Arte-Cultura
Bonaviri e la Sicilia, un mondo arcano tra ricordi e magie
24 Marzo 2009 - 17:24
Davide Barilli
«... il mio paese, in provincia di Catania, ha sempre favorito la nascita di poeti e pensatori tra contadini e artigiani: per tradizione, per clima, aure, venti, fasce elettromagnetiche terrestri, lunari, solari, metabolizzati per fantasiose spirali di acidi desossiribonucleici...». Così, parlando di Mineo, scriveva - ai confini tra scienza e fantasia, pensiero e immaginazione - Giuseppe Bonaviri. Ed è indubbio che per lo scrittore siciliano, scomparso sabato a 84 anni, la cosmica moltiplicazione del mito e dell'esperienza di quella terra (che diede i natali a molti personaggi di inquieto talento, in primis Luigi Capuana) siano sempre stati il nodo di un legame con le proprie radici fattosi poetica dell'esistente. «La mia formazione infantile - aveva raccontato - resta pre libresca.
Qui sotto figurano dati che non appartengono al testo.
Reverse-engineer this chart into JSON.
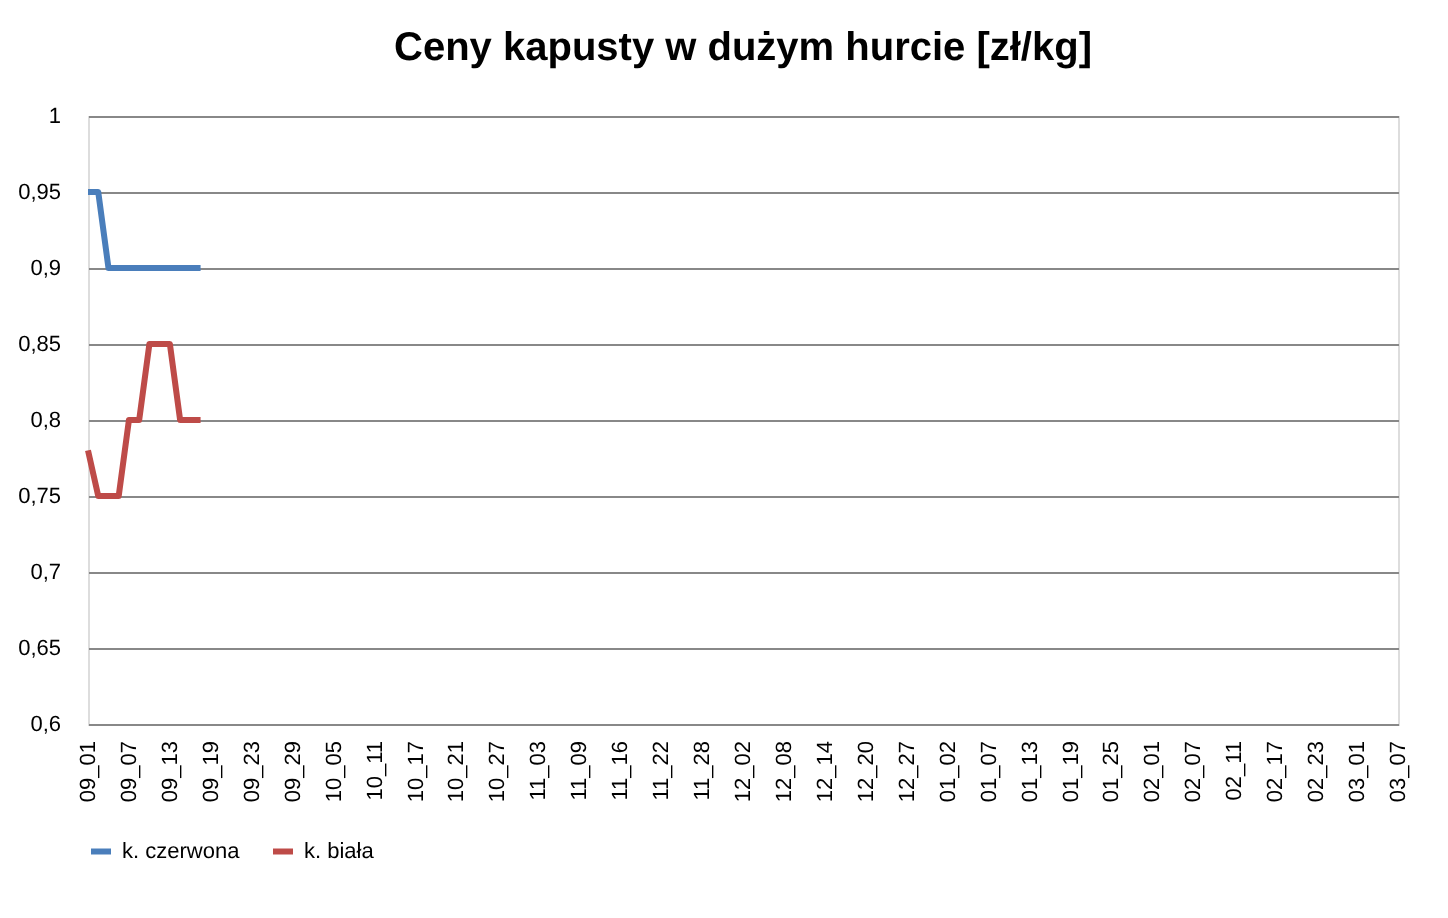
{
  "chart_data": {
    "type": "line",
    "title": "Ceny kapusty w dużym hurcie [zł/kg]",
    "categories": [
      "09_01",
      null,
      null,
      null,
      "09_07",
      null,
      null,
      null,
      "09_13",
      null,
      null,
      null,
      "09_19",
      null,
      null,
      null,
      "09_23",
      null,
      null,
      null,
      "09_29",
      null,
      null,
      null,
      "10_05",
      null,
      null,
      null,
      "10_11",
      null,
      null,
      null,
      "10_17",
      null,
      null,
      null,
      "10_21",
      null,
      null,
      null,
      "10_27",
      null,
      null,
      null,
      "11_03",
      null,
      null,
      null,
      "11_09",
      null,
      null,
      null,
      "11_16",
      null,
      null,
      null,
      "11_22",
      null,
      null,
      null,
      "11_28",
      null,
      null,
      null,
      "12_02",
      null,
      null,
      null,
      "12_08",
      null,
      null,
      null,
      "12_14",
      null,
      null,
      null,
      "12_20",
      null,
      null,
      null,
      "12_27",
      null,
      null,
      null,
      "01_02",
      null,
      null,
      null,
      "01_07",
      null,
      null,
      null,
      "01_13",
      null,
      null,
      null,
      "01_19",
      null,
      null,
      null,
      "01_25",
      null,
      null,
      null,
      "02_01",
      null,
      null,
      null,
      "02_07",
      null,
      null,
      null,
      "02_11",
      null,
      null,
      null,
      "02_17",
      null,
      null,
      null,
      "02_23",
      null,
      null,
      null,
      "03_01",
      null,
      null,
      null,
      "03_07"
    ],
    "series": [
      {
        "name": "k. czerwona",
        "color": "#4a7ebb",
        "values": [
          0.95,
          0.95,
          0.9,
          0.9,
          0.9,
          0.9,
          0.9,
          0.9,
          0.9,
          0.9,
          0.9,
          0.9,
          null,
          null,
          null,
          null,
          null,
          null,
          null,
          null,
          null,
          null,
          null,
          null,
          null,
          null,
          null,
          null,
          null,
          null,
          null,
          null,
          null,
          null,
          null,
          null,
          null,
          null,
          null,
          null,
          null,
          null,
          null,
          null,
          null,
          null,
          null,
          null,
          null,
          null,
          null,
          null,
          null,
          null,
          null,
          null,
          null,
          null,
          null,
          null,
          null,
          null,
          null,
          null,
          null,
          null,
          null,
          null,
          null,
          null,
          null,
          null,
          null,
          null,
          null,
          null,
          null,
          null,
          null,
          null,
          null,
          null,
          null,
          null,
          null,
          null,
          null,
          null,
          null,
          null,
          null,
          null,
          null,
          null,
          null,
          null,
          null,
          null,
          null,
          null,
          null,
          null,
          null,
          null,
          null,
          null,
          null,
          null,
          null,
          null,
          null,
          null,
          null,
          null,
          null,
          null,
          null,
          null,
          null,
          null,
          null,
          null,
          null,
          null,
          null,
          null,
          null,
          null,
          null
        ]
      },
      {
        "name": "k. biała",
        "color": "#be4b48",
        "values": [
          0.78,
          0.75,
          0.75,
          0.75,
          0.8,
          0.8,
          0.85,
          0.85,
          0.85,
          0.8,
          0.8,
          0.8,
          null,
          null,
          null,
          null,
          null,
          null,
          null,
          null,
          null,
          null,
          null,
          null,
          null,
          null,
          null,
          null,
          null,
          null,
          null,
          null,
          null,
          null,
          null,
          null,
          null,
          null,
          null,
          null,
          null,
          null,
          null,
          null,
          null,
          null,
          null,
          null,
          null,
          null,
          null,
          null,
          null,
          null,
          null,
          null,
          null,
          null,
          null,
          null,
          null,
          null,
          null,
          null,
          null,
          null,
          null,
          null,
          null,
          null,
          null,
          null,
          null,
          null,
          null,
          null,
          null,
          null,
          null,
          null,
          null,
          null,
          null,
          null,
          null,
          null,
          null,
          null,
          null,
          null,
          null,
          null,
          null,
          null,
          null,
          null,
          null,
          null,
          null,
          null,
          null,
          null,
          null,
          null,
          null,
          null,
          null,
          null,
          null,
          null,
          null,
          null,
          null,
          null,
          null,
          null,
          null,
          null,
          null,
          null,
          null,
          null,
          null,
          null,
          null,
          null,
          null,
          null,
          null
        ]
      }
    ],
    "ylim": [
      0.6,
      1
    ],
    "yticks": [
      {
        "value": 0.6,
        "label": "0,6"
      },
      {
        "value": 0.65,
        "label": "0,65"
      },
      {
        "value": 0.7,
        "label": "0,7"
      },
      {
        "value": 0.75,
        "label": "0,75"
      },
      {
        "value": 0.8,
        "label": "0,8"
      },
      {
        "value": 0.85,
        "label": "0,85"
      },
      {
        "value": 0.9,
        "label": "0,9"
      },
      {
        "value": 0.95,
        "label": "0,95"
      },
      {
        "value": 1,
        "label": "1"
      }
    ],
    "grid": "y",
    "legend": "bottom",
    "marker": "none",
    "line_style": "solid"
  }
}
Poeti contadini e vento di Mineo, fiabe raccontatemi da mia madre…». Ancora troppo poco conosciuto dal grande pubblico, Bonaviri è stato uno dei più autentici scrittori del dopoguerra: ha pubblicato oltre trentacinque opere, di prosa e di poesia, è stato più volte candidato al Nobel, tradotto in molte lingue, perfino in cinese e arabo; di lui hanno scritto Vittorini, Calvino, Sciascia, Manganelli, Gramigna, Manacorda, Pampaloni (solo per citarne alcuni, ma l’elenco è lunghissimo), eppure il suo nome dice poco a chi non si occupa, per passione o professione, di letteratura.
Il suo primo romanzo, «Il sarto della stradalunga», scritto durante il servizio di leva a Casale Monferrato, venne pubblicato nel 1954 da Einaudi nella leggendaria collana «I gettoni». Trasferitosi a Frosinone, dove ha sempre vissuto e lavorato come cardiologo, ha saputo conciliare la sua attività professionale con la scrittura. Nei suoi numerosi romanzi, Bonaviri - inventando una sorta di Macondo della memoria - ha rappresentato l'«universale» attraverso i personaggi del piccolo mondo di Mineo, sempre attento a cogliere la dimensione magica e arcaica della natura: «Il fiume di pietra» ('64), «Notti sull'altura» nel ('71), «L’enorme tempo» ('76), «Novelle saracene» ('80), «L'incominciamento» ('83), «Il vicolo blu» nel 2003, sono alcune delle tappe di questo percorso. Fortemente legato alla sua terra, dopo il romanzo d'esordio, Bonaviri abbandonò l'approccio neorealistico per approdare ad una scrittura fantastica e onirica. Ed è proprio la dimensione magica e arcaica della natura, la cifra dominante di questo autore appartato e schivo. Ma quella di Bonaviri è una Sicilia mitica e magica, senza mai cadute nel bozzetto o nel colorismo fine a se stesso. I suoi romanzi e racconti, da leggersi come un libro unico, sono uno spaccato di un mondo fatto di paesaggi e presenza oniriche. Con «Dolcissimo» (nel '78) Bonaviri compie poi una surreale discesa agli inferi della città di Zebulonia-Mineo. Quasi tutte le scene dei romanzi e delle poesie ripercorrono le età magiche dell'infanzia e della giovinezza a Camuti, dove sorgeva la casa paterna. Siciliano fino al midollo, per il gusto di una lingua scavata dal di dentro, per cultura e gusto, ha incarnato l'illusione laica di eternità dell'uomo identificabile in più di uno scrittore siciliano. Si può davvero dire che ansia di assoluto e regola della verità si siano influenzate a vicenda e che Bonaviri abbia realizzato l'unificazione delle cosiddette due culture: scientificità e umanesimo, entrambi indispensabili per la sua compiutezza letteraria. Tra gli abissi di un nulla osservato «negli arsi terreni, senza grano nè fave», dove solo il potere salvifico della parola si rifrange tra le onde del sogno.